Introduction

The Processor SDK implements TIDL offload support using the TVM runtime and Neo-AI-DLR runtime. This heterogeneous execution enables:

TVM/Neo-AI-DLR as the top level inference API for user applications
Offloading subgraphs to C7x/MMA for accelerated execution with TIDL
Generating code and running on the ARM core for layers that are not supported by TIDL

Neo-AI-DLR is an open source common runtime for machine learning models compiled by AWS SageMaker Neo, TVM, or Treelite. For the Processor SDK, we focus on models compiled by TVM. For these models, the Neo-AI-DLR runtime can be considered as a wrapper around the TVM runtime.

The following sections describe the details for compiling and deploying machine learning models for TVM/Neo-AI-DLR + TIDL heterogeneous execution.

TVM/NEO-AI-DLR based user work flow

Find Below picture for TVM/NEO-AI-DLR based work flow. User needs to run the model complitation (Sub graphs creation and quantization) on PC and the generated artifacts can be used for running inference on the device.

TVM/NEO-AI-DLR based user work flow

Model Compilation on PC

OSRT Compile Steps

The Processor SDK package includes all the required python packages for runtime support.

Pre-requisite : PSDK RA should be installed on the Host Ubuntu 18.04 machine and able to run pre-built demos on EVM.

Following steps need to be followed : (Note - All below scripts to be run from ${PSDKRA_PATH}/tidl_xx_xx_xx_xx/ti_dl/test/tvm-dlr/ folder)

Prepare the Environment for the Model compilation
source prepare_model_compliation_env.sh
This script needs to be executed only once when user opens a new terminal. It performs the below operations. User also can perform these steps manually by following the scripts.
- Downloads and Installs all the python dependent packages like TVM, DLR, numPy, Python image library (Pillow) etc.
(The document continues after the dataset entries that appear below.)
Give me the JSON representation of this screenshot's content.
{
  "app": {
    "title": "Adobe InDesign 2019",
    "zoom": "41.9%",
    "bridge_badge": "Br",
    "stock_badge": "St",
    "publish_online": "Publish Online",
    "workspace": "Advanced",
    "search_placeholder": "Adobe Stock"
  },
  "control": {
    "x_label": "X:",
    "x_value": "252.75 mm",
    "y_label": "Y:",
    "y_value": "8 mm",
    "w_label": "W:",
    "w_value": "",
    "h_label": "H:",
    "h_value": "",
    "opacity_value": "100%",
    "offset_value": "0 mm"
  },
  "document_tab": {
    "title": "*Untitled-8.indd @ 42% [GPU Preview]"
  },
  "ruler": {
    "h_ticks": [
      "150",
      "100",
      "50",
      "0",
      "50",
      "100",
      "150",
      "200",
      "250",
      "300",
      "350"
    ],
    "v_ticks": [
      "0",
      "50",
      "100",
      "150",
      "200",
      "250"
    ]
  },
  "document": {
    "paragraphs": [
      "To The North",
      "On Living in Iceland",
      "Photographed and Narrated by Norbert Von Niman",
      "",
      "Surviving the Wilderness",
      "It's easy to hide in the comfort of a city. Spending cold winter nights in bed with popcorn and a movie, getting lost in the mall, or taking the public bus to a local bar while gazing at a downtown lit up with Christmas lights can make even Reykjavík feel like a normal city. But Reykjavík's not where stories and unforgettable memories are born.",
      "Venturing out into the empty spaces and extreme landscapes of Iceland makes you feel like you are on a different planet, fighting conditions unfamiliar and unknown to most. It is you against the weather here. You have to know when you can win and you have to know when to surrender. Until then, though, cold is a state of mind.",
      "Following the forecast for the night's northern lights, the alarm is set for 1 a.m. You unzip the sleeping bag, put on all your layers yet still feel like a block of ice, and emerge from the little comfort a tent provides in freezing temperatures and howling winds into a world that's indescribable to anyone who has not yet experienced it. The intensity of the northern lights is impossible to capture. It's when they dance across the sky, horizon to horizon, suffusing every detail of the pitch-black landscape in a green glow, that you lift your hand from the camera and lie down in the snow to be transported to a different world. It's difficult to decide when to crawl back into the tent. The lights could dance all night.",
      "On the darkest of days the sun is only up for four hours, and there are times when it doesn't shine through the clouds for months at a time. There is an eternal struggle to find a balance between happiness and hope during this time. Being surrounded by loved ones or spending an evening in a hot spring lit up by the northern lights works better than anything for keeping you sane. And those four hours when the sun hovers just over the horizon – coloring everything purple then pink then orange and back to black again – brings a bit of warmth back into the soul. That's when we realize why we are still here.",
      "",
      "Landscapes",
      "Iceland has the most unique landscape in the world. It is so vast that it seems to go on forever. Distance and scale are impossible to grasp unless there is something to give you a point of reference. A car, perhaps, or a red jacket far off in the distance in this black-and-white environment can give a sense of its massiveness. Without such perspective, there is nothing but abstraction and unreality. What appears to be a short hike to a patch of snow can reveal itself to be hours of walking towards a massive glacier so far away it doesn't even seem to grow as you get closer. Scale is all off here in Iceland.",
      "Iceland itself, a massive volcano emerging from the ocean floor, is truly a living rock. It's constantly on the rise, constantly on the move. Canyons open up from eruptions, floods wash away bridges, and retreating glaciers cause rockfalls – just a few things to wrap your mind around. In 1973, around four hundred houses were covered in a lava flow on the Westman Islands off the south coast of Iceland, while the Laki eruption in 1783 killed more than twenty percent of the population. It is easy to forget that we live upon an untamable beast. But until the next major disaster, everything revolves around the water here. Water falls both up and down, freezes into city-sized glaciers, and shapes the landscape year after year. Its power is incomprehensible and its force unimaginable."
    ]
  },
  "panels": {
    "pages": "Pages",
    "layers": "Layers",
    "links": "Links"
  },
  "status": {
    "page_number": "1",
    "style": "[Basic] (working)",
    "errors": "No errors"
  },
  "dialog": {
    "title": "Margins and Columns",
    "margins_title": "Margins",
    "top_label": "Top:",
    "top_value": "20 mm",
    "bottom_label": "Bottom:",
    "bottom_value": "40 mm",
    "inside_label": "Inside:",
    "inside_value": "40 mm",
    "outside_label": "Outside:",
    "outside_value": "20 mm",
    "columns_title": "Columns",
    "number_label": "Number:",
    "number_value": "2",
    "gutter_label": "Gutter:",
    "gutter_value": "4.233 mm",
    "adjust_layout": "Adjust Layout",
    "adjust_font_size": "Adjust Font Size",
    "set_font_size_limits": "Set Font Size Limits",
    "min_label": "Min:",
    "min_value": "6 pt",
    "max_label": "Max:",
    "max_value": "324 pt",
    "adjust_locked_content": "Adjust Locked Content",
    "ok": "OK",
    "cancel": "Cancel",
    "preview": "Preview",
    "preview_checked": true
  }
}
If user has a conflicting package version because of other installations, we recommend to create conda environment with python 3.6.x and run these scripts.
- Download the models used by the OOB scripts if not available in the file system
- Sets the environment variables required by the script e.g. path to tools and shared libraries
- Checks if all the TIDL required tools are available in tools path
  
  Note
  This scripts downalod the TVM and DLR python packages from latest PSDK release in the ti.com If you are using diffrent version of SDK (Example RC versions), then please update links for these two python whl files in the download_models.py - 'dlr-1.4.0-py3-none-any.whl' : {'url':'http://swubn03.india.englab.ti.com/webgen/publish/PROCESSOR-SDK-LINUX-J721E/07_02_00_05/exports//dlr-1.4.0-py3-none-any.whl', 'dir':'./'} If you observe any issue in pip. Run below command to update pip
  python -m pip install --upgrade pip
Run for model compilation – This step generates artifacts needed for inference in the artifacts folder. Each subgraph is identified in the artifacts using the tensor index of its output in the mode
#Model Compilation for EVM
python3 tvm-compilation-tflite-example.py
python3 tvm-compilation-onnx-example.py

#Model Compilation for PC
python3 tvm-compilation-tflite-example.py --pc-inference
python3 tvm-compilation-onnx-example.py --pc-inference
Run Inference on PC - Optionally user can test the inference in PC emulation mode and check the output in the console
python3 dlr-inference-example.py

Run Model on EVM

OSRT Run Steps

Copy the “${PSDKR_PATH}/tidl_xx_xx_xx_xx/ti_dl/test/” folder to the file system where the EVM is running Linux (SD card or NFS mount). This has all the OOB scripts and artifacts.
“LD_LIBRARY_PATH=/usr/lib python3 dlr-inference-example.py” - Run the inference on the EVM and check the results, performance etc.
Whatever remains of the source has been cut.